I didn’t linger in Yorkshire. Soon opportunity and ambition took me to London and a job in newspapers. Before long I was travelling the Europe I’d read about. After a while making the trek as a novelist too, a storyteller weaving fables in Rome and Venice, Amsterdam and Copenhagen, moving about as freely as I wanted, by plane, by train or car. The Via Appia was a teenage dream. We all have them. One I always remembered whenever I came back to Claudius, the fearful, stammering emperor of Robert Graves or picked up Livy or Tacitus again. But a tick on a wish list I never thought I’d get round to. 

Then, one strange morning in 2016, I woke up to discover the country I thought I’d been living in – as contented as modern societies got, connected, fluid, mobile – seemed to be a myth. Instead of talking about roads and the right to move freely from nation to nation, the news concerned barriers and borders, and how my fellow Europeans were foreigners we didn’t really want or need. Before long this strange and, to me, alien mood spread across the Atlantic and the talk turned to building walls. Keeping people out instead of letting them in. 

Rome has left us with so many legacies. Language and laws, architecture, religion, political structures and even a couple of months of the year named after men who died two millennia ago, one murdered by his peers, the other doing the murdering to seize the imperial crown. From what I recalled the pioneering Romans of old didn’t get there by cowering behind their walls.

So half a century after I first made that vow I finally set off on a journey to discover the Via Appia… and try to work out if I’d read it wrong all these years. 

I had, though not in any way I’d expected. What I found wasn’t the picturesque, idyllic highway of my imagination, stretching out past ruined temples into a pastoral countryside of cypress trees and stone pines. That’s mostly gone. In its place I came across something more subtle and more interesting, a tale of people and places, of trade and commerce and politics that’s as pertinent now as it was when Caesar stalked the Forum and Cicero penned his bitchy letters to his friends. Those three hundred and fifty miles of cobblestones helped turn a minor Italian state into the masters of an empire that stretched from Britain to Babylon, from the Atlantic coastline of North Africa to the shores of the Black Sea.

The Italian word for ‘history’ is storia.
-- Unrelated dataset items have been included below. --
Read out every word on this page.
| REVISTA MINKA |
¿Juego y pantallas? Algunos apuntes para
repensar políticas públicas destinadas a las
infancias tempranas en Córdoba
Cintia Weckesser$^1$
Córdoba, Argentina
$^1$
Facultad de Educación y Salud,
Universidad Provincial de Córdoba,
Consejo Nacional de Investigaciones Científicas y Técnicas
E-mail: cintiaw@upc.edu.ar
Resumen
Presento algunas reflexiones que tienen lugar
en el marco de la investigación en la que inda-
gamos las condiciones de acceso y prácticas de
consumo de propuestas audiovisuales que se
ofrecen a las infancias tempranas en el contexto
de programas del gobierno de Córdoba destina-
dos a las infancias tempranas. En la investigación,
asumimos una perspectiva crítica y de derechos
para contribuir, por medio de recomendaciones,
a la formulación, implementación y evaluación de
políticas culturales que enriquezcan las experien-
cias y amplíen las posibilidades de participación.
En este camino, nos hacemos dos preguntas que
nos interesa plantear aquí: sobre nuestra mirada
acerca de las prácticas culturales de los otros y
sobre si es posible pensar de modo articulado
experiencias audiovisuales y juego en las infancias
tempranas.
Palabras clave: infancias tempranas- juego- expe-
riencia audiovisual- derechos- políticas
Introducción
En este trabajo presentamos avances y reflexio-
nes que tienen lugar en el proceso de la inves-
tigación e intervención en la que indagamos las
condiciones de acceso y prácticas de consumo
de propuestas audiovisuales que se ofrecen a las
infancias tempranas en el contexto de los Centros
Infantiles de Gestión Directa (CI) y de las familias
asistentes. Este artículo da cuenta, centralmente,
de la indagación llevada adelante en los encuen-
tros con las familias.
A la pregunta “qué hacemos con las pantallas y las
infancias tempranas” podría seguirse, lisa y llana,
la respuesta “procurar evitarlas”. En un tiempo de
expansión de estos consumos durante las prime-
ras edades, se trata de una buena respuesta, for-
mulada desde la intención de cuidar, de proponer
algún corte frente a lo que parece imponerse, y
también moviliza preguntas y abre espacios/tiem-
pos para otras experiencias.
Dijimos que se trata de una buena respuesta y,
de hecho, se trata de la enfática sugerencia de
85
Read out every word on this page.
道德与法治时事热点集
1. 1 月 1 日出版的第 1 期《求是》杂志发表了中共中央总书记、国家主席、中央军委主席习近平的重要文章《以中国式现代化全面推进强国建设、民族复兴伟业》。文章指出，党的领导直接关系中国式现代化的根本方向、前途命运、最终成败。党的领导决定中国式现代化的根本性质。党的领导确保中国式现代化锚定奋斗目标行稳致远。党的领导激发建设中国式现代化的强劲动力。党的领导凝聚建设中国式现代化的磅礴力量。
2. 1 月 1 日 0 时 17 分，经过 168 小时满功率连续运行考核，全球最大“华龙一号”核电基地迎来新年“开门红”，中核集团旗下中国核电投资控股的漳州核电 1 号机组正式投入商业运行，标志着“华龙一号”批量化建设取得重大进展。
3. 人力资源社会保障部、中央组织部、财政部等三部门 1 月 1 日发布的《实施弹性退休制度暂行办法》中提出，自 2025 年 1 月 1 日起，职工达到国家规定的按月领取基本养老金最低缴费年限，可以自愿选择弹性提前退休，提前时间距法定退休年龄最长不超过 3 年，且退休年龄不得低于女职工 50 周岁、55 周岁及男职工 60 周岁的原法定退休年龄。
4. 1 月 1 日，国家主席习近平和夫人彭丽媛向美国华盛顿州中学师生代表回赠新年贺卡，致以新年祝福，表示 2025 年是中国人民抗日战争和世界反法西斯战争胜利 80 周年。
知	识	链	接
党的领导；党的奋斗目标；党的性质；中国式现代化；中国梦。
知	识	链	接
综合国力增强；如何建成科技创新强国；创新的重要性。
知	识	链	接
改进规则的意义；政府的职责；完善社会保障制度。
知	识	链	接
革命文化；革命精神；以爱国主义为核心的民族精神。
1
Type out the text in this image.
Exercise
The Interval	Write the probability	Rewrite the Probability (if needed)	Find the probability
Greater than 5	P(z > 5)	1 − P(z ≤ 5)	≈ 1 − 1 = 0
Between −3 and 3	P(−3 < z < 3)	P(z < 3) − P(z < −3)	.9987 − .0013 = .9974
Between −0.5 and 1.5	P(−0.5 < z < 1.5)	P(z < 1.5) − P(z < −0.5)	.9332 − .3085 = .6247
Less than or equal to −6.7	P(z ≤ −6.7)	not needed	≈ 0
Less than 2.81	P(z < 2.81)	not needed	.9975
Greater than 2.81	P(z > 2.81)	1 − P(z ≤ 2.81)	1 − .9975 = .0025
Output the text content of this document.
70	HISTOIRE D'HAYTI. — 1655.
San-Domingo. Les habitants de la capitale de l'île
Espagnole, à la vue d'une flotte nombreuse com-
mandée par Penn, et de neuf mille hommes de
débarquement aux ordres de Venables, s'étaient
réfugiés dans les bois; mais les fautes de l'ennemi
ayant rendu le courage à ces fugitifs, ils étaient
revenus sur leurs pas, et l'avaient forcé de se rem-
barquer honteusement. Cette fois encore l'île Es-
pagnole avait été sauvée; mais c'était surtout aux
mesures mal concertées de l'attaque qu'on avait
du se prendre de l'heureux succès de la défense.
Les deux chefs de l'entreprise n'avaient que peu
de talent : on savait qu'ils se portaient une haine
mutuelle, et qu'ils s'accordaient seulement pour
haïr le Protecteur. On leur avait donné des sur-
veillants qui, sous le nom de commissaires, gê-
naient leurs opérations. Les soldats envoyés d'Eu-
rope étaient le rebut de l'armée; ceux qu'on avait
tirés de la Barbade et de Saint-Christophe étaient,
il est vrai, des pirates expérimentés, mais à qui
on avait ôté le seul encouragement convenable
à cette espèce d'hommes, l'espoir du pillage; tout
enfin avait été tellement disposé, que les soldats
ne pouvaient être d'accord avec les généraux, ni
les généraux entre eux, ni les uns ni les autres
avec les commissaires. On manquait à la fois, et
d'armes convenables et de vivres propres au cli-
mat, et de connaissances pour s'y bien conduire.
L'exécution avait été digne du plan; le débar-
And so’s the Italian for ‘story’ too. So this is a little of both, a journey like all stories truly are, a narrative of unintended consequences that shows we’re here today, shaped by the Romans and their love of building roads, as much by accident as planning. A story, I hope, that tells us history isn’t about the past so much as where we came from. And where we may be headed too.

It’s a tale more full of myths and shadows and mysteries than I ever expected when I finally set out on my much-delayed adventure one sunny September afternoon. Even the place we start isn’t where you might think.